Krause v. Glassman, Unpublished Decision (11-10-2005)

JOURNAL ENTRY and OPINION {¶ 1} Plaintiff Amelia Krause brought this negligence action against defendant Marc Glassman, Inc. ("Marc's") seeking damages for injuries she suffered after slipping and falling in a four-foot long "puddle" of red sauce that accumulated on the floor of a Marc's store. The court granted summary judgment to Marc's finding that Marc's presented evidence that it had no notice of any hazard in the store, and that Krause presented no facts to create an issue of material fact as to whether Marc's did have notice of a hazard.

This appeal contests that judgment.

{¶ 2} Civ.R. 56(C) permits the court to enter summary judgment when (1) no genuine issues as to any material fact remain to be litigated, (2) the moving party is entitled to judgment as a matter of law, and (3) it appears from the evidence that reasonable minds can come to but one conclusion and viewing such evidence most strongly in favor of the party against whom the motion for summary judgment is made, that conclusion is adverse to that party. When reviewing a motion for summary judgment, we are required to view the facts in a light most favorable to the non-moving party. Id.

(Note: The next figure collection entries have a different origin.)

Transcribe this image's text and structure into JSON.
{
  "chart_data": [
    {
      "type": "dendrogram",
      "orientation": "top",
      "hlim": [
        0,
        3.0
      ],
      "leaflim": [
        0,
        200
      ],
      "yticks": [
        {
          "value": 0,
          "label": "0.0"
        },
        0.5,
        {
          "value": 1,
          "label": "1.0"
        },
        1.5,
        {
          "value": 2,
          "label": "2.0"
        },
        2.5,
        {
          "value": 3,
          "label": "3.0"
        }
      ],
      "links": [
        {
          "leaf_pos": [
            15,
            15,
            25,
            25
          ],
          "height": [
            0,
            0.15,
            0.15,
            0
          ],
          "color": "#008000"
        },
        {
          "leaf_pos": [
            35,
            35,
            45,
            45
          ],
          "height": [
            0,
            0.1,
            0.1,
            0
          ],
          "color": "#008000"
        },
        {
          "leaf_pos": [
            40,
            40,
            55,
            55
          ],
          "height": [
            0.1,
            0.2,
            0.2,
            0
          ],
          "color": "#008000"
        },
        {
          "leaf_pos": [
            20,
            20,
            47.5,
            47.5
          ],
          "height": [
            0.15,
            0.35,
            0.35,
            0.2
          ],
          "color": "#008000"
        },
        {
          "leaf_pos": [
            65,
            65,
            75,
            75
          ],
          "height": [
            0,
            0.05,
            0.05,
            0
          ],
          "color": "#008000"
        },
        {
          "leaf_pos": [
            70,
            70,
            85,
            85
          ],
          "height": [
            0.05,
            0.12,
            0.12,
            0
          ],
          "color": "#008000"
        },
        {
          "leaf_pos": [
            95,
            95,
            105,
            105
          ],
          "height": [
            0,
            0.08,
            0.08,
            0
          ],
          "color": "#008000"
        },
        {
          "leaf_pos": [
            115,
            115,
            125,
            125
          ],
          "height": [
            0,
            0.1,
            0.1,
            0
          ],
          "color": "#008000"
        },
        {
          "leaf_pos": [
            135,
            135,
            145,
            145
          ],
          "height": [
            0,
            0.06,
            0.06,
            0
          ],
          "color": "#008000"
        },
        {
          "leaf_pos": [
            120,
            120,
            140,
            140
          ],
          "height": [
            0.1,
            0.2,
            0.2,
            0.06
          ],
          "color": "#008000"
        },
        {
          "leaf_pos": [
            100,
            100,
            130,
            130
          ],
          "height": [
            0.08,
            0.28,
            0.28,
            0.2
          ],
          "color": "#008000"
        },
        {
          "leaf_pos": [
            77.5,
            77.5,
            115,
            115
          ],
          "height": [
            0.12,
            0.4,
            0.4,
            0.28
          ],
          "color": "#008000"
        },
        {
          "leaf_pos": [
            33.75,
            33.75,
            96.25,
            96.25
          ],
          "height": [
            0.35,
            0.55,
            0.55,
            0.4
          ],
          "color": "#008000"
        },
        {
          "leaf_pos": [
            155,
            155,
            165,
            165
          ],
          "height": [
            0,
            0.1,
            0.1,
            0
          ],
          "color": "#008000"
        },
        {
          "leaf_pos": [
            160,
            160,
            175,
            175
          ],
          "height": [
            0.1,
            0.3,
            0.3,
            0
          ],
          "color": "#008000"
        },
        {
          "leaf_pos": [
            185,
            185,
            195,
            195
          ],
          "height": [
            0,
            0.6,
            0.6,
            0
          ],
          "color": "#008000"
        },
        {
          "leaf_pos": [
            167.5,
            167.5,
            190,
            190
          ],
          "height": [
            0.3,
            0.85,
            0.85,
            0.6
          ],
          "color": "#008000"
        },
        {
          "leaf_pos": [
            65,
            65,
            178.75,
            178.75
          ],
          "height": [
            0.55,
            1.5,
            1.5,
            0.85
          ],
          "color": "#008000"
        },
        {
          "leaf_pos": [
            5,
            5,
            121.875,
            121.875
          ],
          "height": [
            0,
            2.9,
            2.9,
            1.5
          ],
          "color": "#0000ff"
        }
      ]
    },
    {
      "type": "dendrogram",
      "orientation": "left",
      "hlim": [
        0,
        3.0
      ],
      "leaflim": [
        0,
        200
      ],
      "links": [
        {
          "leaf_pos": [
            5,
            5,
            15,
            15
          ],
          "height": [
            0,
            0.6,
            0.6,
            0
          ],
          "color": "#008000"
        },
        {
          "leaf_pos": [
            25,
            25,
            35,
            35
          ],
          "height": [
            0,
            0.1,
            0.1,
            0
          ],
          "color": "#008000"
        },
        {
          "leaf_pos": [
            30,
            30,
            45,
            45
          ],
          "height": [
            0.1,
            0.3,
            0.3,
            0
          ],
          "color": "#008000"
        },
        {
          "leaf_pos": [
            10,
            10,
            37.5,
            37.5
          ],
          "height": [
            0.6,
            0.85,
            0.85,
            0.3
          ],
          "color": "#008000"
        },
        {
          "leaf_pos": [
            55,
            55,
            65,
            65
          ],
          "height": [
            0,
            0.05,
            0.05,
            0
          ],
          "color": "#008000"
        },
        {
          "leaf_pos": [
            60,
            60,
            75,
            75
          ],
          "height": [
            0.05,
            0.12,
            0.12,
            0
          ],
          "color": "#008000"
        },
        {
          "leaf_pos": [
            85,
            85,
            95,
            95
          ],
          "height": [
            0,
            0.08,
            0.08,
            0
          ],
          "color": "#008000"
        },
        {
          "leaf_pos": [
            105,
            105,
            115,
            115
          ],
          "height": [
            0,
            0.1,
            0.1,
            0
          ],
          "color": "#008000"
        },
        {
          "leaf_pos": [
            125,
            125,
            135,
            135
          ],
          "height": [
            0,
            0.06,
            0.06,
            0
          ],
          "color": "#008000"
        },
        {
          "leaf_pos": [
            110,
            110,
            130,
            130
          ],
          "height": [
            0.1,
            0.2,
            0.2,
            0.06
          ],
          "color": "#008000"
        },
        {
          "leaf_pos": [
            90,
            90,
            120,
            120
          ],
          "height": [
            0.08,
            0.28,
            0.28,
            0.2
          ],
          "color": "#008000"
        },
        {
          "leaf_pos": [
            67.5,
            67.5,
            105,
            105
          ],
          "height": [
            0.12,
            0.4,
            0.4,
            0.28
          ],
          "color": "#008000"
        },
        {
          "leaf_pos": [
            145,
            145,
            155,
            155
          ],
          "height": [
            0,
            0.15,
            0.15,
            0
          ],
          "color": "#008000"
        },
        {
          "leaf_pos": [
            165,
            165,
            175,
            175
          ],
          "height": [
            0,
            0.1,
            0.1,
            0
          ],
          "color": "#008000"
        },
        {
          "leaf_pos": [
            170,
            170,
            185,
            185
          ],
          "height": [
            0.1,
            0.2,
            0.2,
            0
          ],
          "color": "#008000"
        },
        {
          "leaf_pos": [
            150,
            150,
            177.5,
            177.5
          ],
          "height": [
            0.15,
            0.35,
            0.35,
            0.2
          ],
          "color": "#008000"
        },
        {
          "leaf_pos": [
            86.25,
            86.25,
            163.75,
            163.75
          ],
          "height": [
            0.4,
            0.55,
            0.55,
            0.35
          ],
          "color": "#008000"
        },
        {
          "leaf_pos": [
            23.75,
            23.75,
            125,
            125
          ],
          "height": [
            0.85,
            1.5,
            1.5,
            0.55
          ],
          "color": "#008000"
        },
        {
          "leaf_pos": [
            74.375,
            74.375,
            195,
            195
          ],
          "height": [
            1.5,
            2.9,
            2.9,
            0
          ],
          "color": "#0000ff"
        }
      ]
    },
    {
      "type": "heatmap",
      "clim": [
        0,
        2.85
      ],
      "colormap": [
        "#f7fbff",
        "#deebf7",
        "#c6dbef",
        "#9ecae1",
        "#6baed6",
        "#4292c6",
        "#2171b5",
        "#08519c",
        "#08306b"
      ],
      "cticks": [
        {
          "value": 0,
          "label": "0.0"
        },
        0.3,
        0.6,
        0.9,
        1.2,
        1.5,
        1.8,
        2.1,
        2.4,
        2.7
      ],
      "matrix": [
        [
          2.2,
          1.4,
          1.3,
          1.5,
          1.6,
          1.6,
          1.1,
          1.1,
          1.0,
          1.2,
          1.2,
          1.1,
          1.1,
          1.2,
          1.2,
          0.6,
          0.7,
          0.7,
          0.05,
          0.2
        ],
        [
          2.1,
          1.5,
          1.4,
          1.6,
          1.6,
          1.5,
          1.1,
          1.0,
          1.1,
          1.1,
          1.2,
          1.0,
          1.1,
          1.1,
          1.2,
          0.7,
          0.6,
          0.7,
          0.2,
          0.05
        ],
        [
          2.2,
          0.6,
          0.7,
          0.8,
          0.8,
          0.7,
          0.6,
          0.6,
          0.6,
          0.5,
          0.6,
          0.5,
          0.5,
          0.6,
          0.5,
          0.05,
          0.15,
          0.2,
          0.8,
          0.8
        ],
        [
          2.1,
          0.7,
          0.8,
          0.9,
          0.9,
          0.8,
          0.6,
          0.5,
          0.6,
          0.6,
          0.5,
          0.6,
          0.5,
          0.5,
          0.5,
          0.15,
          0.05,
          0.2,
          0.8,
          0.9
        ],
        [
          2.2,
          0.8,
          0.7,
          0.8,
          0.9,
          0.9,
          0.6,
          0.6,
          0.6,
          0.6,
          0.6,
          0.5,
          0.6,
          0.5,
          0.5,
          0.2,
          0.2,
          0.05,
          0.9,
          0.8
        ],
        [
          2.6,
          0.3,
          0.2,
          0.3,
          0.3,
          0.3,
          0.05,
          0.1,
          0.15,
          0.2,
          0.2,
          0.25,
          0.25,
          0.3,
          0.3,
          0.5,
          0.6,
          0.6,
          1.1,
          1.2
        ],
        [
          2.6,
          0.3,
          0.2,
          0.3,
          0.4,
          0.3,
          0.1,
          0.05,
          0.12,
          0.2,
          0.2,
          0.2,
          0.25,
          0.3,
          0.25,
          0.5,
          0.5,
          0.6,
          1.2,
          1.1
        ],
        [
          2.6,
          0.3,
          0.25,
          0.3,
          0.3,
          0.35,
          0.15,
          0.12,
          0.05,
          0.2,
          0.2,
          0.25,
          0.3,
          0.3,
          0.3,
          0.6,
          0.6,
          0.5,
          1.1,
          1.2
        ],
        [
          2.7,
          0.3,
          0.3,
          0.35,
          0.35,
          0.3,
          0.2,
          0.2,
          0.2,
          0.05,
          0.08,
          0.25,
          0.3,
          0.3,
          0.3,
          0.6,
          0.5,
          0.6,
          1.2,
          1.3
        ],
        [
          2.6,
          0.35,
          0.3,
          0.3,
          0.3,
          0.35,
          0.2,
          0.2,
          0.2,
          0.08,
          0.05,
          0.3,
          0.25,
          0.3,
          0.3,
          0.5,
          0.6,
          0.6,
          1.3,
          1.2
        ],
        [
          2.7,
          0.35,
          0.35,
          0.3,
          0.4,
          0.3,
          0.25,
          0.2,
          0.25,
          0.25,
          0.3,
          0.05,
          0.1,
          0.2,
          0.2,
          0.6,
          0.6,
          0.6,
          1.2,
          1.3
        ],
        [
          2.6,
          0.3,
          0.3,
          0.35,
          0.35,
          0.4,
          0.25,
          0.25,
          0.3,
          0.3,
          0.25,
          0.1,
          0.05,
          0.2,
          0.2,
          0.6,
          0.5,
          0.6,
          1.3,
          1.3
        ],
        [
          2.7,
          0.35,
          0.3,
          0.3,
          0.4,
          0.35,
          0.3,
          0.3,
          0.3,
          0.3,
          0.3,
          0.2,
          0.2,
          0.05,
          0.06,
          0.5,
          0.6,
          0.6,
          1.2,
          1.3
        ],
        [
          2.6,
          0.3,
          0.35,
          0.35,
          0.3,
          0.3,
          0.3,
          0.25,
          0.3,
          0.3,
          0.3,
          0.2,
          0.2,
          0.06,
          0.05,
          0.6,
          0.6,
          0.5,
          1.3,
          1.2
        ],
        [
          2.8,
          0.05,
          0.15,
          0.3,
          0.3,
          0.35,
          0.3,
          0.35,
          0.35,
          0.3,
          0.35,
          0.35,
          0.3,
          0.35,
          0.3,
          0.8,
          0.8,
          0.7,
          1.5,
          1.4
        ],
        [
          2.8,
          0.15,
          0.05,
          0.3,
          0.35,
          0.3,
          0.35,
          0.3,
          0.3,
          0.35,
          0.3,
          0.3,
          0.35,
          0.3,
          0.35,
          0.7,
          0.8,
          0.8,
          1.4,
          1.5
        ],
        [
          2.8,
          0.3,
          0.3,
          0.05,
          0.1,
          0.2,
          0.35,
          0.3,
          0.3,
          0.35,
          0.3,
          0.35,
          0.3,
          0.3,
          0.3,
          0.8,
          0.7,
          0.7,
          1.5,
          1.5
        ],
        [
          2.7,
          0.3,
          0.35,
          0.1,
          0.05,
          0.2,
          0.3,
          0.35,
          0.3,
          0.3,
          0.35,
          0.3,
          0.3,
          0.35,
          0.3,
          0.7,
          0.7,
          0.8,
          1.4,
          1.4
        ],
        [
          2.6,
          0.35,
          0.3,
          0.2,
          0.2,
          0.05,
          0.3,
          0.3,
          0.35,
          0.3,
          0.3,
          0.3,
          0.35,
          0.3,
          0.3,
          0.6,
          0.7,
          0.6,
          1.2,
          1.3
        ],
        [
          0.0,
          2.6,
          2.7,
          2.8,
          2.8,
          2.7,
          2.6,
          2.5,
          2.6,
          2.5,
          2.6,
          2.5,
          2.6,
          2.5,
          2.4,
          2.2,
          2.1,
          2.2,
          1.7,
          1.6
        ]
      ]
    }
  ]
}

{¶ 3} To make out an actionable claim of negligence under the facts of this case, Krause must show:

{¶ 4} "1. That the defendant through its officers or employees was responsible for the hazard complained of; or

{¶ 5} "2. That at least one of such persons had actual knowledge of the hazard and neglected to give adequate notice of its presence or remove it promptly; or

{¶ 6} "3. That such danger had existed for a sufficient length of time reasonably to justify the inference that the failure to warn against it or remove it was attributable to a want of ordinary care." Johnson v.Wagner Provision Co. (1943), 141 Ohio St. 584, 589.

{¶ 7} Krause did not establish the first or second elements of theJohnson test — that is, she offered no evidence to show that Marc's caused the spill or that it had notice of the spill and failed to give its customers notice of its presence. Krause speculated that Marc's must have known of the spill since there was no glass on the floor near the puddle. She took the absence of broken glass on the floor to mean that someone from Marc's had cleaned up the glass from a broken jar, but left the sauce on the floor without warning to the customers.

{¶ 8} Krause's theory is conjecture of a kind which is inappropriate to send to a jury. See Renfroe v. Ashley (1958), 167 Ohio St. 472, 475. While the non-moving party to a summary judgment motion is entitled to all reasonable inferences, an inference can only be made if it is based on established facts. Hurt v. Rogers Transp. Co. (1955), 164 Ohio St. 329,332. Krause's argument about broken glass presupposes that the sauce came from a broken glass jar. There are no facts to show where the sauce came from, so no inference can be made about the lack of glass in the aisle.

{¶ 9} The remaining question is whether the spill had been on the floor of the store for a sufficient length of time to justify an inference that it remained there through Marc's negligence. Presley v.Norwood (1973), 36 Ohio St.2d 29, 32. Again, Krause presented no evidence from which an inference could be made. During her deposition, Krause admitted that she had no idea how long the sauce had been on the floor at the time she slipped and fell in it. Moreover, Krause presented no evidence that the substance had become sticky, dried or hardened in a manner that would suggest it had been left on the ground for a length of time. Contrast Smith v. Regal Cinemas, Inc., Cuyahoga App. No. 85871, 2005-Ohio-4703 (although plaintiff could not identify the substance that caused her fall, she testified the substance was sticky, thus creating inference that it had been on the floor for a period of time). In short, there is no evidence that Marc's knew or should have known about the spill.

{¶ 10} Krause's failure to present evidence showing Marc's knowledge of the spill meant that the court did not err by granting summary judgment. The assignment of error is overruled.

Judgment affirmed.

It is ordered that appellee recover of appellant its costs herein taxed.

The court finds there were reasonable grounds for this appeal. It is ordered that a special mandate issue out of this court directing the Common Pleas Court to carry this judgment into execution.

A certified copy of this entry shall constitute the mandate pursuant to Rule 27 of the Rules of Appellate Procedure.

Blackmon, A.J., and Rocco, J., Concur.